In the 2010 election, Brady was defeated more by Jerry Clarke and Terry Cosgrove than he was by Quinn, who won the 2010 Democratic primary by 8,372 votes, with 50.5 percent of the vote. Clarke was Brady's campaign manager. Normally, when a "fringe" candidate wins a primary, he moves like lightning to the center. Geographically, 2,371,681 of the 3,792,770 ballots cast in the November 2010 election -- or 62.5 percent -- came from Cook County and the Collar Counties. Brady should have spent almost all his time from the Feb. 2 primary until the Nov. 2 election in an around Cook County. Instead he hibernated Downstate. Brady also should have defined the contest as being about Quinn and the state's fiscal straits. Instead he let Quinn define him as an "extremist."

The clincher was a 100,000-household mailing by Cosgrove's pro-choice Personal PAC, ripping Brady's anti-abortion stance. Brady won 98 of Illinois' 102 counties but lost Cook County by 500,553 votes while winning the Collar Counties by 114,583 votes and Downstate by 417,804 votes.

Going into 2014, Brady is perceived as damaged goods. He is scorned by insiders for bungling his 2010 opportunity, and he has been virtually invisible since, but he can count on 25 to 30 percent of the vote in the primary.

*Bruce Rauner: "He's running a true statewide campaign," said Mike Schrimpf, Rauner's press spokesman. What he means is that Rauner, a wealthy venture capitalist, has "resources" -- as in lots of personal money. Rauner can easily raise and self-fund $25 million.

Of course, Rauner is a blank slate, but his theme is emerging: I'm a fresh face; my opponents have been in Springfield for 20 years. I can beat Quinn; my opponents don't have the "resources." He's also behind a petition drive to place a term-limits referendum on the 2014 ballot, which requires 300,000 signatures. If passed, it would amend the state Constitution and bar legislators from serving more than 8 years.

According to various summer surveys, Rauner, Rutherford and Brady are all polling in the 15 percent range, and Dillard is at 5 percent, with 50 percent undecided.

"He is a crusher," longtime Republican activist John Powers said of Quinn. "He is a demagogue, and will say and do whatever it takes to win." The question is, can any Republican gubernatorial candidate expose, withstand or counteract Quinn's tactics? Without question, Quinn will embrace negativity. As the governor since 2009, succeeding the impeached Blagojevich, Quinn's modus operandi has been superficiality: utter a sound bite, get some television face time, generate a newspaper headline, and forget it.

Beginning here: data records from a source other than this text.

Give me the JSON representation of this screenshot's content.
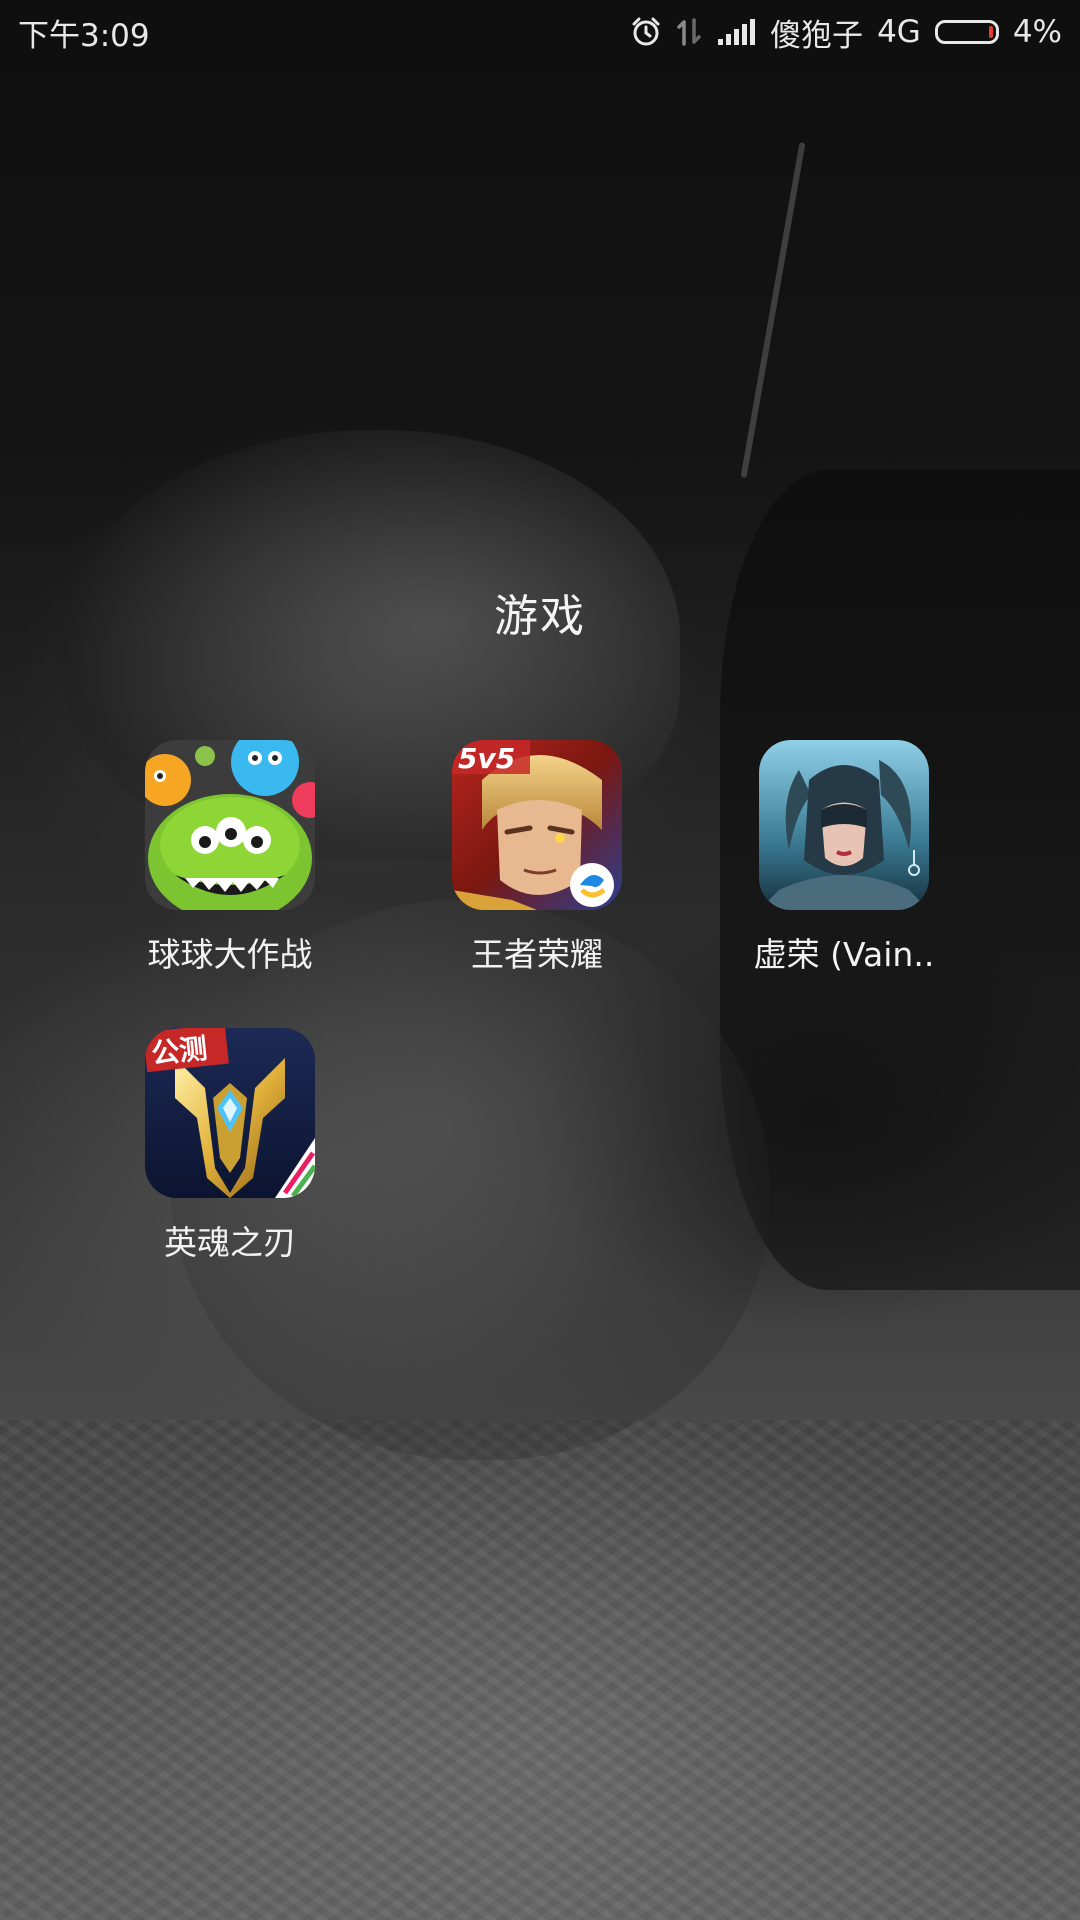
{
  "status_bar": {
    "time": "下午3:09",
    "carrier": "傻狍子",
    "network": "4G",
    "battery_percent": "4%",
    "battery_level": 0.04,
    "icons": [
      "alarm-clock-icon",
      "data-transfer-icon",
      "signal-strength-icon",
      "battery-icon"
    ]
  },
  "folder": {
    "title": "游戏",
    "apps": [
      {
        "label": "球球大作战",
        "icon": "ball-battle-app-icon"
      },
      {
        "label": "王者荣耀",
        "icon": "honor-of-kings-app-icon",
        "badge": "5v5"
      },
      {
        "label": "虚荣 (Vain..",
        "icon": "vainglory-app-icon"
      },
      {
        "label": "英魂之刃",
        "icon": "soul-blade-app-icon",
        "badge": "公测"
      }
    ]
  },
  "colors": {
    "text": "#ffffff",
    "battery_low": "#e53935"
  }
}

Trained by Dan Walker, for whom he was an organizer in 1972, Quinn understands both the necessity of persistence and the stupidity of voters. Like Blagojevich, he knows that there is no need for follow-through. Just pander. Make a memorable gesture. Endorse gay marriage and forget about it. Proclaim the need for driver's licenses for illegal aliens and forget about it. Propose a hike in the minimum wage and forget about it. Decry gun violence, demand more gun control, and forget about it. Demand pension reform, veto legislators' $67,000-plus salaries, and cut no state spending.

Bill Daley's decision to bail out of the race gives Quinn a pass in the primary, which may or may not be helpful. Had Daley run, Quinn would have had to raise $2 million, run as the "outsider," tailor his appeal to blacks and liberals, and demonize Mike Madigan. Now he has more time in which to posture and perform. He will need solutions, not just sound bites.

My prediction: Quinn will make Madigan the issue, blaming the speaker for all ills and claiming that only he can thwart Madigan's insidious power. All the Republicans will try to make the election a referendum on Quinn's ineptitude, with Rauner best positioned to play the "outsider."

The Republicans have a phenomenal opportunity to win the governorship in 2014, but the odds are 50/50 that they'll blow it.